Wilderness camping outside recognised and marked camping areas is less and less possible. It used to be common to find a tent or hammock for the night in many picnic areas or in a grove of trees off the road or any other place where there was no “No Camping” sign. Due to the growing concern of local residents about the improper disposal of rubbish and human waste, and the displeasure of moteliers at the decline in their income, many local authorities are now introducing strict restrictions and posting announcements of on-site sanctions. Always dispose of all waste properly and leave your campsites exactly as you found them (if not in better condition). Please respect this privilege and avoid leaving more ammunition for people who want to further restrict the freedom to camp. The Tourism Industry Association, DOC and the i-SITE network of information centres have produced a useful online map resource containing over 1500 paid and free sites, based on Google Maps.

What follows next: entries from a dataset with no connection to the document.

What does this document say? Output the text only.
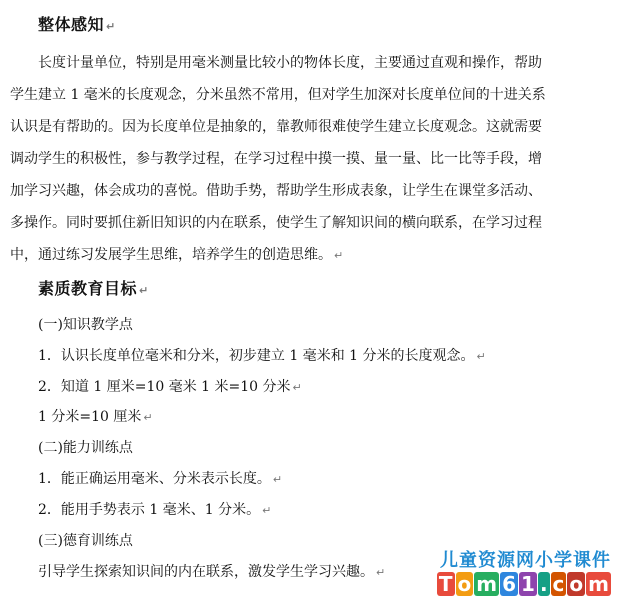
整体感知 ↵
长度计量单位，特别是用毫米测量比较小的物体长度，主要通过直观和操作，帮助
学生建立 1 毫米的长度观念，分米虽然不常用，但对学生加深对长度单位间的十进关系
认识是有帮助的。因为长度单位是抽象的，靠教师很难使学生建立长度观念。这就需要
调动学生的积极性，参与教学过程，在学习过程中摸一摸、量一量、比一比等手段，增
加学习兴趣，体会成功的喜悦。借助手势，帮助学生形成表象，让学生在课堂多活动、
多操作。同时要抓住新旧知识的内在联系，使学生了解知识间的横向联系，在学习过程
中，通过练习发展学生思维，培养学生的创造思维。 ↵
素质教育目标 ↵
(一)知识教学点
1．认识长度单位毫米和分米，初步建立 1 毫米和 1 分米的长度观念。 ↵
2．知道 1 厘米=10 毫米 1 米=10 分米 ↵
1 分米=10 厘米 ↵
(二)能力训练点
1．能正确运用毫米、分米表示长度。 ↵
2．能用手势表示 1 毫米、1 分米。 ↵
(三)德育训练点
引导学生探索知识间的内在联系，激发学生学习兴趣。 ↵
儿童资源网小学课件
T o m 6 1 . c o m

Many visitors travel to New Zealand in rented minibuses and vans, including self-sufficient campervans that can be driven by anyone with a regular driver’s licence.

New Zealand was one of the first countries in the world, after the UK, to establish a dense WWoOF network. “Willing Workers on Organic Farms” introduced the concept of travellers (“WWoOFers”) staying overnight on farms as volunteers and receiving food and accommodation in exchange for half a day’s help for each night spent on the farm. The Nelson-Tasman region in the South Island is particularly rich in WWOOFing opportunities. HelpX, which is similar to WWOOF but not limited to organic produce, was born and has its largest network in New Zealand.

Couchsurfing is also very popular in New Zealand, with active forums and groups in most major centres, as well as hosts around the country.

Qualmark, a government agency, provides a star rating system for accommodation and other tourism services.